Of special interest is the economy of the Group Soul. Each soul is so privy to the experiences of its fellows that the lessons normally learned only by a succession of many reincarnations can be speeded up. It works like this:

what the Buddhists would call the karma I had brought with me from a previous life is, very frequently, not that of my life, but of the life of the soul [in my group] that preceded me by many years on earth and left for me a pattern which made my life. I, too, wove a pattern for another of my group during my earthly career. We are all of us distinct, though we are influenced by others of our community on the various planes of being.

Myers tells us he will not reincarnate. The surrogate experiences of his brothers and sisters, which he feels with as much intensity as if he were the actor, are teaching him all the remaining lessons of earth needed for his advancement.

The Sixth Plane {density?} is even more nebulous. The bodies of spirits at this level are formless white light, and pure reason reigns supreme. Emotion and passion, as known to men, are absent. White light represents the perfect equanimity of pure thought. Such equanimity becomes the possession of the souls who enter this last rich kingdom of experience. … They are capable of living now … as the pure thought of their Creator. They have joined the Immortals.

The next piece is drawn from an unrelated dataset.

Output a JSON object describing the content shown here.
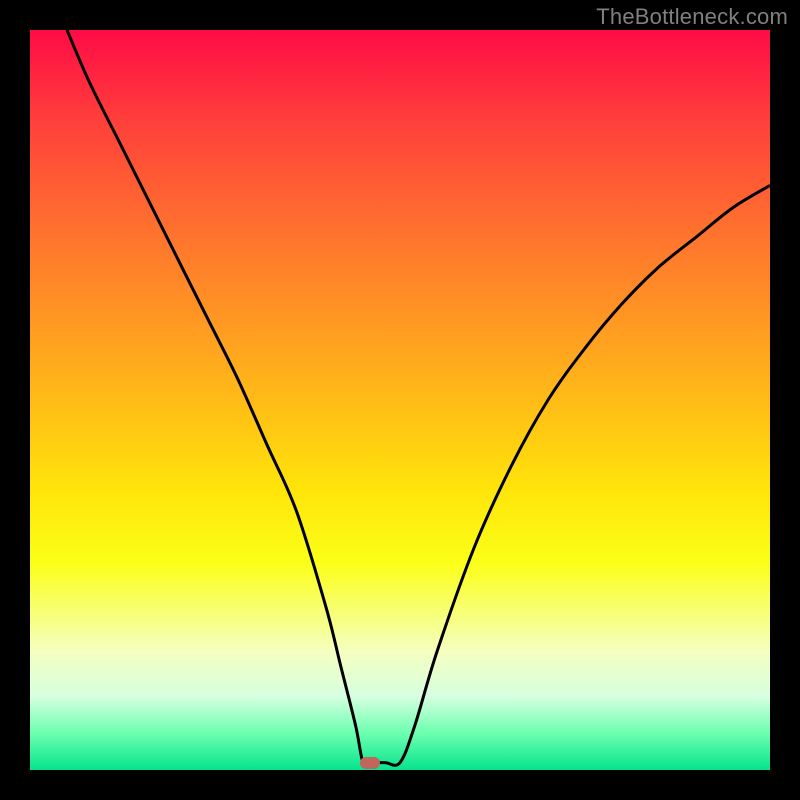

The Seventh (and last) Plane {density?} – which Myers refers to simply as Out Yonder – is the end game, the final purpose, and no longer counts as a realm of creaturely experience. Without a body of any kind, you merge with the Great Source and reign in the great calm of eternity. Yet you still exist as an individual [and] are wholly aware of the imagination of God. So you are aware of the whole history of the earth from Alpha to Omega. Equally all planetary existence is yours. Everything created is contained within that imagination, and you … know it and hold it. An eon of spiritual evolution is usually required before taking this final step: Only a very few pass out Yonder during the life of the earth. A certain number of souls attain to the sixth state, but remain in it or, in exceptional cases for a lofty purpose, descend again into matter. They are not strong enough to make the great leap into timelessness, they are not yet perfect.

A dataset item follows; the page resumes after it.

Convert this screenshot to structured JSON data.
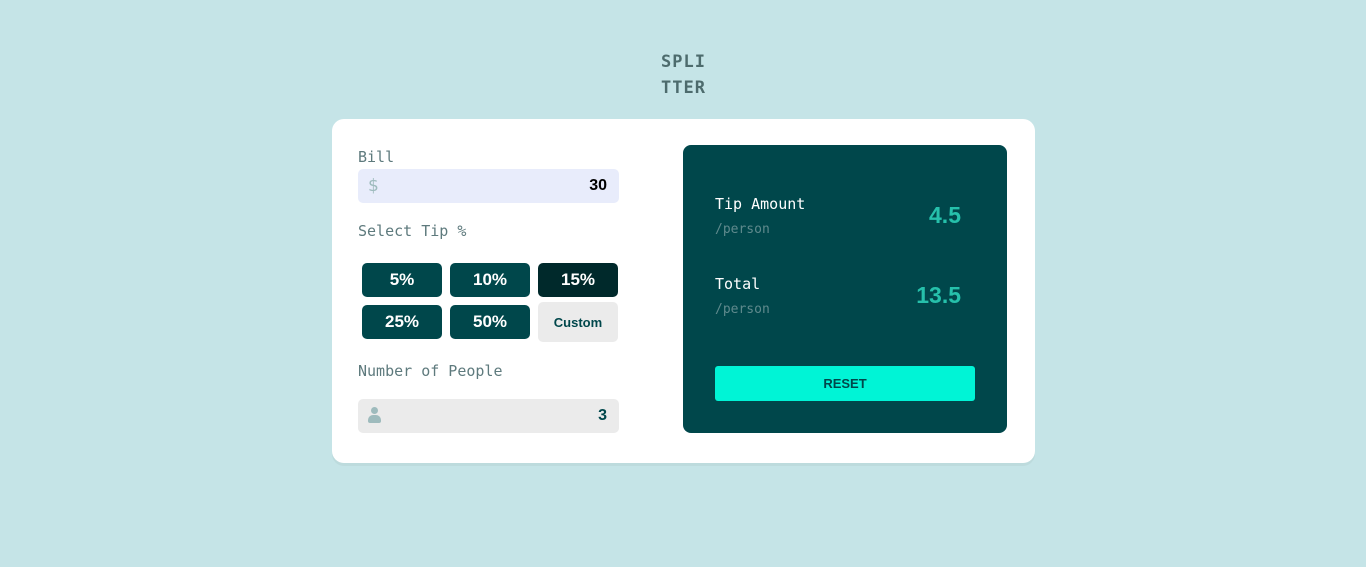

What exactly is the Infinite’s plan for us? Myers states it early on:

«The purpose of existence may be summed up in a phrase – the evolution of mind in matter that varies in degree and kind – so that mind develops through manifestation, and in an ever-expanding universe ever increases in power and gains thereby the true conception of reality. The myriad thoughts of God, those spirits which inform with life all material forms, are the lowest manifestation of God, and must learn to become God-like – to become an effective part of the Whole.»

But why do souls reincarnate? AD is clear on the point, and what he says is the classic answer we hear from other communicators:

«It’s an interesting fact that most persons grow faster spiritually while incarnate. The incarnate energy is denser. That makes it more possible for you, while embodied in flesh on earth, to take hold of a particular problem area and shape it into a more constructive pattern. Your period of incarnation on the physical plane is thus a very important period of education. It contributes to your own spiritual evolution and that of all humanity. You can elect not to return, and many do, after they have achieved a certain spiritual development. But the physical plane is a ‘school’ for learning and development, and so most souls do desire to return for a series of incarnations.»

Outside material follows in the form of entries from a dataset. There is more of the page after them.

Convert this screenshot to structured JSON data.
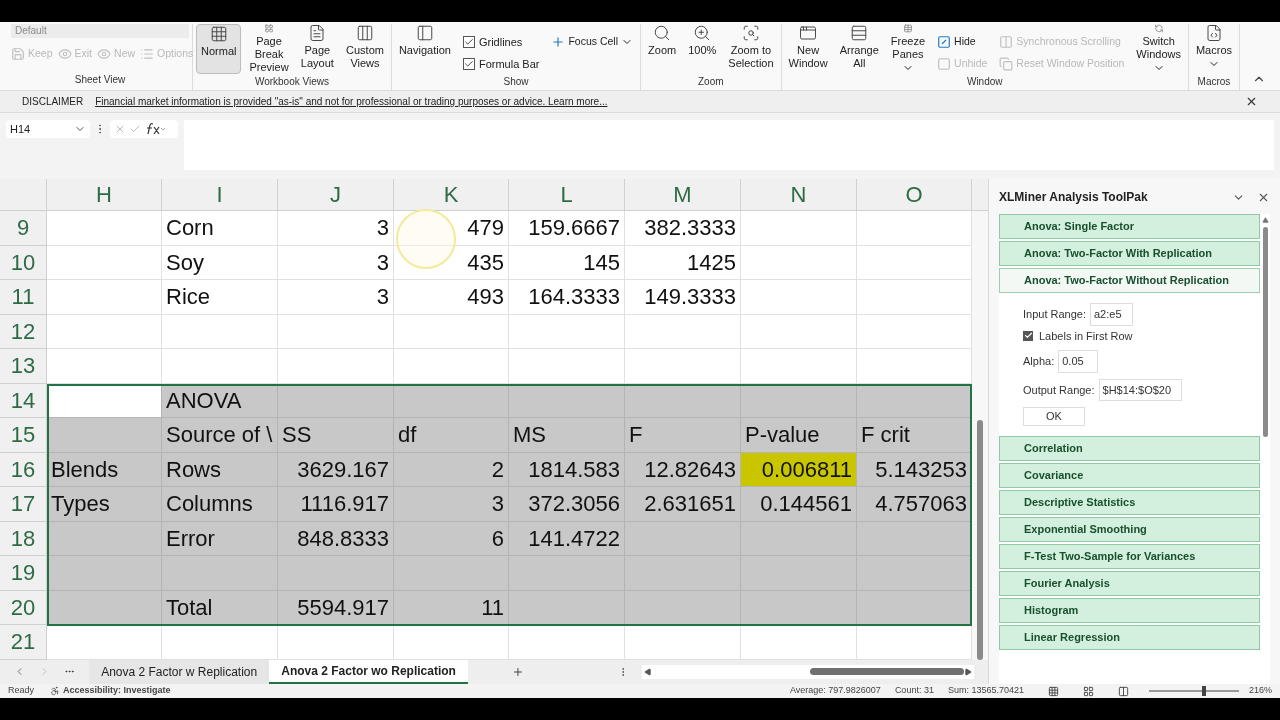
{
  "ribbon": {
    "groups": [
      {
        "label": "Sheet View",
        "items": [
          {
            "label": "Default",
            "kind": "dropdown",
            "disabled": true
          },
          {
            "label": "Keep",
            "kind": "inline",
            "disabled": true
          },
          {
            "label": "Exit",
            "kind": "inline",
            "disabled": true
          },
          {
            "label": "New",
            "kind": "inline",
            "disabled": true
          },
          {
            "label": "Options",
            "kind": "inline",
            "disabled": true
          }
        ]
      },
      {
        "label": "Workbook Views",
        "items": [
          {
            "label": "Normal",
            "kind": "large",
            "selected": true
          },
          {
            "label": "Page Break Preview",
            "kind": "large",
            "selected": false
          },
          {
            "label": "Page Layout",
            "kind": "large",
            "selected": false
          },
          {
            "label": "Custom Views",
            "kind": "large",
            "selected": false
          }
        ]
      },
      {
        "label": "Show",
        "items": [
          {
            "label": "Navigation",
            "kind": "large",
            "selected": false
          },
          {
            "label": "Gridlines",
            "kind": "check",
            "checked": true
          },
          {
            "label": "Formula Bar",
            "kind": "check",
            "checked": true
          },
          {
            "label": "Focus Cell",
            "kind": "small",
            "menu": true
          }
        ]
      },
      {
        "label": "Zoom",
        "items": [
          {
            "label": "Zoom",
            "kind": "large",
            "selected": false
          },
          {
            "label": "100%",
            "kind": "large",
            "selected": false
          },
          {
            "label": "Zoom to Selection",
            "kind": "large",
            "selected": false
          }
        ]
      },
      {
        "label": "Window",
        "items": [
          {
            "label": "New Window",
            "kind": "large",
            "selected": false
          },
          {
            "label": "Arrange All",
            "kind": "large",
            "selected": false
          },
          {
            "label": "Freeze Panes",
            "kind": "large",
            "selected": false,
            "menu": true
          },
          {
            "label": "Hide",
            "kind": "small",
            "disabled": false
          },
          {
            "label": "Unhide",
            "kind": "small",
            "disabled": true
          },
          {
            "label": "Synchronous Scrolling",
            "kind": "small",
            "disabled": true
          },
          {
            "label": "Reset Window Position",
            "kind": "small",
            "disabled": true
          },
          {
            "label": "Switch Windows",
            "kind": "large",
            "selected": false,
            "menu": true
          }
        ]
      },
      {
        "label": "Macros",
        "items": [
          {
            "label": "Macros",
            "kind": "large",
            "selected": false,
            "menu": true
          }
        ]
      }
    ]
  },
  "disclaimer": {
    "label": "DISCLAIMER",
    "text": "Financial market information is provided \"as-is\" and not for professional or trading purposes or advice. Learn more..."
  },
  "formula_bar": {
    "name_box": "H14"
  },
  "sheet": {
    "columns": [
      "H",
      "I",
      "J",
      "K",
      "L",
      "M",
      "N",
      "O"
    ],
    "rows": [
      {
        "number": "9",
        "selected": false,
        "cells": [
          null,
          {
            "text": "Corn",
            "kind": "text"
          },
          {
            "text": "3",
            "kind": "num"
          },
          {
            "text": "479",
            "kind": "num"
          },
          {
            "text": "159.6667",
            "kind": "num"
          },
          {
            "text": "382.3333",
            "kind": "num"
          },
          null,
          null
        ]
      },
      {
        "number": "10",
        "selected": false,
        "cells": [
          null,
          {
            "text": "Soy",
            "kind": "text"
          },
          {
            "text": "3",
            "kind": "num"
          },
          {
            "text": "435",
            "kind": "num"
          },
          {
            "text": "145",
            "kind": "num"
          },
          {
            "text": "1425",
            "kind": "num"
          },
          null,
          null
        ]
      },
      {
        "number": "11",
        "selected": false,
        "cells": [
          null,
          {
            "text": "Rice",
            "kind": "text"
          },
          {
            "text": "3",
            "kind": "num"
          },
          {
            "text": "493",
            "kind": "num"
          },
          {
            "text": "164.3333",
            "kind": "num"
          },
          {
            "text": "149.3333",
            "kind": "num"
          },
          null,
          null
        ]
      },
      {
        "number": "12",
        "selected": false,
        "cells": [
          null,
          null,
          null,
          null,
          null,
          null,
          null,
          null
        ]
      },
      {
        "number": "13",
        "selected": false,
        "cells": [
          null,
          null,
          null,
          null,
          null,
          null,
          null,
          null
        ]
      },
      {
        "number": "14",
        "selected": true,
        "cells": [
          {
            "active": true
          },
          {
            "text": "ANOVA",
            "kind": "text"
          },
          null,
          null,
          null,
          null,
          null,
          null
        ]
      },
      {
        "number": "15",
        "selected": true,
        "cells": [
          null,
          {
            "text": "Source of \\",
            "kind": "text"
          },
          {
            "text": "SS",
            "kind": "text"
          },
          {
            "text": "df",
            "kind": "text"
          },
          {
            "text": "MS",
            "kind": "text"
          },
          {
            "text": "F",
            "kind": "text"
          },
          {
            "text": "P-value",
            "kind": "text"
          },
          {
            "text": "F crit",
            "kind": "text"
          }
        ]
      },
      {
        "number": "16",
        "selected": true,
        "cells": [
          {
            "text": "Blends",
            "kind": "text"
          },
          {
            "text": "Rows",
            "kind": "text"
          },
          {
            "text": "3629.167",
            "kind": "num"
          },
          {
            "text": "2",
            "kind": "num"
          },
          {
            "text": "1814.583",
            "kind": "num"
          },
          {
            "text": "12.82643",
            "kind": "num"
          },
          {
            "text": "0.006811",
            "kind": "num",
            "highlighted": true
          },
          {
            "text": "5.143253",
            "kind": "num"
          }
        ]
      },
      {
        "number": "17",
        "selected": true,
        "cells": [
          {
            "text": "Types",
            "kind": "text"
          },
          {
            "text": "Columns",
            "kind": "text"
          },
          {
            "text": "1116.917",
            "kind": "num"
          },
          {
            "text": "3",
            "kind": "num"
          },
          {
            "text": "372.3056",
            "kind": "num"
          },
          {
            "text": "2.631651",
            "kind": "num"
          },
          {
            "text": "0.144561",
            "kind": "num"
          },
          {
            "text": "4.757063",
            "kind": "num"
          }
        ]
      },
      {
        "number": "18",
        "selected": true,
        "cells": [
          null,
          {
            "text": "Error",
            "kind": "text"
          },
          {
            "text": "848.8333",
            "kind": "num"
          },
          {
            "text": "6",
            "kind": "num"
          },
          {
            "text": "141.4722",
            "kind": "num"
          },
          null,
          null,
          null
        ]
      },
      {
        "number": "19",
        "selected": true,
        "cells": [
          null,
          null,
          null,
          null,
          null,
          null,
          null,
          null
        ]
      },
      {
        "number": "20",
        "selected": true,
        "cells": [
          null,
          {
            "text": "Total",
            "kind": "text"
          },
          {
            "text": "5594.917",
            "kind": "num"
          },
          {
            "text": "11",
            "kind": "num"
          },
          null,
          null,
          null,
          null
        ]
      },
      {
        "number": "21",
        "selected": false,
        "cells": [
          null,
          null,
          null,
          null,
          null,
          null,
          null,
          null
        ]
      }
    ]
  },
  "sheet_tabs": [
    {
      "label": "Anova 2 Factor w Replication",
      "selected": false
    },
    {
      "label": "Anova 2 Factor wo Replication",
      "selected": true
    }
  ],
  "status_bar": {
    "mode": "Ready",
    "accessibility": "Accessibility: Investigate",
    "average": "Average: 797.9826007",
    "count": "Count: 31",
    "sum": "Sum: 13565.70421",
    "zoom": "216%",
    "zoom_slider": {
      "level": 0.62
    }
  },
  "panel": {
    "title": "XLMiner Analysis ToolPak",
    "tools": [
      {
        "label": "Anova: Single Factor",
        "expanded": false
      },
      {
        "label": "Anova: Two-Factor With Replication",
        "expanded": false
      },
      {
        "label": "Anova: Two-Factor Without Replication",
        "expanded": true
      },
      {
        "label": "Correlation",
        "expanded": false
      },
      {
        "label": "Covariance",
        "expanded": false
      },
      {
        "label": "Descriptive Statistics",
        "expanded": false
      },
      {
        "label": "Exponential Smoothing",
        "expanded": false
      },
      {
        "label": "F-Test Two-Sample for Variances",
        "expanded": false
      },
      {
        "label": "Fourier Analysis",
        "expanded": false
      },
      {
        "label": "Histogram",
        "expanded": false
      },
      {
        "label": "Linear Regression",
        "expanded": false
      }
    ],
    "form": [
      {
        "kind": "field",
        "label": "Input Range:",
        "value": "a2:e5"
      },
      {
        "kind": "checkbox",
        "label": "Labels in First Row",
        "checked": true
      },
      {
        "kind": "field",
        "label": "Alpha:",
        "value": "0.05"
      },
      {
        "kind": "field",
        "label": "Output Range:",
        "value": "$H$14:$O$20"
      }
    ],
    "ok_button": "OK"
  }
}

You might think there is no place for science in the spirit world, but this is not so. Scientists are plentiful, and much of their time is spent trying to understand better the incredibly complex laws of their own new world. Others seek to transmit (telepathically) to earth the discoveries they have made that will help it. Benson claims that the earth world has the spirit world to thank for all the major scientific discoveries that have been made throughout the centuries. In fact the spirit world is far ahead of earth, so far that certain discoveries are withheld until a time that they would not be misused by unscrupulous people.